I've been doing @home projects since 1999, so I'm used to crashes,and outages, and I get upset when something I do to my computers causes my crunching @home projects to stop. Since the two computers involved have had no changes since the last BOINC update to 5.10.28, my two other computers that are running that version have no problems with their projects (SETI, Einstein) and another computer doing ABC@home is also fine, I will assume that BOINC is not the problem. All four of these units were at one time doing four projects, and having no troubles. When the Einstein work units started taking close to a hundred hours per unit on the two slowest 512mb machines, one 1.2g AMD, one 2.4g Intel, I started dedicating each computer to a project and telling each which project not to get new work from.
The two slower machines finally finished their Rosetta units and each had several "Ready to report" units just sitting there.... for days. Finally I guess somebody realized something was broken, and the units were reported. Then, no new work because the "project is down". Then no work for several days because of lack of memory. Then finally a work unit that just stops with "waiting for memory". Now I really don't care what version of the program you're up to and unless it is automatically sent to me, the only thing I keep updated is BOINC, and I don't twiddle around with BOINC settings. Mine have been the same since I started.
If you guys want everyone to upgrade to supercomputers just so they can handle your project in their spare time, forget it.
Seti, Einstein and ABC are all running fine here, and Rosetta is now a project I used to crunch.

Dr Who Fan
Avatar

Joined: May 28 06
Posts: 35
ID: 85050
Credit: 62,140
RAC: 99
Message 49743 - Posted 17 Dec 2007 9:20:51 UTC
Last modified: 17 Dec 2007 9:21:24 UTC

Outcome Validate error

http://boinc.bakerlab.org/rosetta/result.php?resultid=127005250

Client state Done
Exit status 0 (0x0)

CPU time 6608.081955
stderr out

<core_client_version>5.10.28</core_client_version>
<![CDATA[
<stderr_txt>
# cpu_run_time_pref: 7200
# random seed: 2330183
==
</stderr_txt>
]]>

Validate state Invalid
Claimed credit 8.83546666063523
Granted credit 0
application version 5.89

AM Profile

Joined: Jul 15 06
Posts: 7
ID: 100201
Credit: 311,022
RAC: 577
Message 49750 - Posted 17 Dec 2007 14:00:17 UTC

So are we to assume that there are WU's coming that will have lower virtual memory requirements? The memory hogs are getting tired.

Mod.Sense
Forum moderator
Project administrator

Joined: Aug 22 06
Posts: 3381
ID: 106194
Credit: 0
RAC: 0
Message 49753 - Posted 17 Dec 2007 16:43:44 UTC - in response to Message ID 49750.

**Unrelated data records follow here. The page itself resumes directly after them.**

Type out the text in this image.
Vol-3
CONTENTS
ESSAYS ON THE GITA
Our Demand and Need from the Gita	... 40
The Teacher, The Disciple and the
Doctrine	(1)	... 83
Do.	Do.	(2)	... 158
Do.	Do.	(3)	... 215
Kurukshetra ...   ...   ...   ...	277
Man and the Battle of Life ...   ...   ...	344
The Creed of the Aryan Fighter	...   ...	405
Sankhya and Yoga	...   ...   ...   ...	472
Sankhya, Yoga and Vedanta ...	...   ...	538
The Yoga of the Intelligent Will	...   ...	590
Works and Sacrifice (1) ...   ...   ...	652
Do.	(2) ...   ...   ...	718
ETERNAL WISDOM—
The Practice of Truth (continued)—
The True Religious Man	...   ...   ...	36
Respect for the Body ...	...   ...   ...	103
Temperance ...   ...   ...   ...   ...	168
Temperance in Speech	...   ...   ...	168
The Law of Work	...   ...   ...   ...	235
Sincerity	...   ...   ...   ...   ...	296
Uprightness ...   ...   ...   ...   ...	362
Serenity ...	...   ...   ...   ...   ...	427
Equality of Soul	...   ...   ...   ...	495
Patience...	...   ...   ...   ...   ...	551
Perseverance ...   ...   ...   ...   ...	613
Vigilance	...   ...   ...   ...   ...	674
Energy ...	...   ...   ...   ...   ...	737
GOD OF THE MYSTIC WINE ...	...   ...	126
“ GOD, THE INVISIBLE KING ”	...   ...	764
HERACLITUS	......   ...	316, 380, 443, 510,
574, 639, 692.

So are we to assume that there are WU's coming that will have lower virtual memory requirements? The memory hogs are getting tired.


I don't have any advanced knowledge of future Rosetta releases. But my experience with the project tells me they are working on such modications to the program, and so yes, I would assume both that other WUs will require less memory, and that future releases will improve the memory footprint.

It may be helpful if folks would post the WU name and their observations of memory usage. That will provide something concrete to compare against when a new release comes out.
____________
Rosetta Moderator: Mod.Sense

AM Profile

Joined: Jul 15 06
Posts: 7
ID: 100201
Credit: 311,022
RAC: 577
Message 49754 - Posted 17 Dec 2007 17:18:02 UTC - in response to Message ID 49753.

So are we to assume that there are WU's coming that will have lower virtual memory requirements? The memory hogs are getting tired.


I don't have any advanced knowledge of future Rosetta releases. But my experience with the project tells me they are working on such modications to the program, and so yes, I would assume both that other WUs will require less memory, and that future releases will improve the memory footprint.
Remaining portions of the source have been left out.